Recipe: Ellie Krieger’s Pumpkin Pie Muffins
Another great resource for snack time is the freezer. In addition to items that you naturally store in the freezer (like frozen berries you can use in an easy smoothie), you can also make some things ahead of time and store them in the freezer, like quick-cooking breads and muffins. This Pumpkin Pie Muffin recipe is one our favorites. They aren’t too sweet, and pack a nutritional punch with the pumpkin. (You can also make them in mini-muffin pans by reducing the cooking time to about 10 minutes.)
- Cooking spray
- 1 cup all-purpose flour
- 1 cup whole-grain pastry flour or whole wheat flour
- 1 teaspoon baking soda
- 1/2 teaspoon salt
- 1 teaspoon ground cinnamon
- 1/2 teaspoon ground ginger
- 1/4 teaspoon ground cloves
- 1/8 teaspoon ground nutmeg
- 3/4 cup firmly packed dark brown sugar
- 3 tablespoons unsulfured molasses
- 1/4 cup canola oil
- 2 large eggs
- 1 cup canned solid-pack pumpkin
- 1 teaspoon vanilla extract
- 3/4 cup low-fat buttermilk
- 1/4 cup unsalted raw pumpkin seeds
Preheat the oven to 400°F.
Coat a 12-cup muffin pan with cooking spray.

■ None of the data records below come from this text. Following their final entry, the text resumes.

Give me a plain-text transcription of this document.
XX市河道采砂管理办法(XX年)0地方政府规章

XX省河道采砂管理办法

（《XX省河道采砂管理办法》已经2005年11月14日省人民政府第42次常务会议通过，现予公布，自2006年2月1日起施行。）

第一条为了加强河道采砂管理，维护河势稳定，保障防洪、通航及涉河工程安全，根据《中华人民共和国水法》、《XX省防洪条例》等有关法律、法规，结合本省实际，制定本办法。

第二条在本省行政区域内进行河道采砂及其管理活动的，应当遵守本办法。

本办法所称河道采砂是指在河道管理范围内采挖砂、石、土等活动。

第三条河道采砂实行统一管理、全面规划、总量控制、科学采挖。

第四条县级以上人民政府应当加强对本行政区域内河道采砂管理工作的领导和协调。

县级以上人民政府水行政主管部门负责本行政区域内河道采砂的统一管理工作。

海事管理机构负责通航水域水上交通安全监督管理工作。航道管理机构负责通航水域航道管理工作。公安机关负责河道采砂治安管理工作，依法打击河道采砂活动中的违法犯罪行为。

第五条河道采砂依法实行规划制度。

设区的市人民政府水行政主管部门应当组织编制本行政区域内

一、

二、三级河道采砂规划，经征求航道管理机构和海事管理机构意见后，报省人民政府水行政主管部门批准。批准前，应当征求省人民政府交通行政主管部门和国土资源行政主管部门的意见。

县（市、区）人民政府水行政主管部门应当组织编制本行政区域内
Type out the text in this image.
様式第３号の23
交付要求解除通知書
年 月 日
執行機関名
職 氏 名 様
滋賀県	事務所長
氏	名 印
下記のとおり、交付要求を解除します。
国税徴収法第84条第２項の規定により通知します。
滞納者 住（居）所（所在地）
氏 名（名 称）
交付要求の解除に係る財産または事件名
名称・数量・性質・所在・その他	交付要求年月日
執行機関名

In a medium bowl, whisk together both flours, the baking soda, salt, and spices.
In a large bowl, whisk together the sugar, molasses, oil, and one of the eggs until combined. Add the other egg and whisk well. Whisk in the pumpkin and vanilla. Stir in the flour mixture in two batches, alternating with the buttermilk, just until combined. Pour the batter into the prepared muffin pan, filling each one about two-thirds full, and sprinkle the surface of each with the pumpkin seeds. Tap the pan on the counter a few times to remove any air bubbles. Bake until a wooden toothpick inserted in the center of one of the muffins comes out clean, about 20 minutes.
Let cool on a wire rack for 15 minutes. Run a knife around the muffins to loosen them and unmold. Enjoy warm or let cool completely before storing in an airtight container in the refrigerator for up to 3 days or in the freezer for up to 3 months.
Makes 12 muffins
Copyright 2008 Ellie Krieger All rights reserved.
Ellie Krieger is a registered dietitian, with a master’s degree in nutrition. She’s a source of some of our favorite recipes and cookbooks. http://www.elliekrieger.com
I just remembered when I’d cut cheese into letters and numbers. It forced the kids to eat slowly while they were learning their letters and we had fun as they got older; they’d hold onto letters to see what words we could create.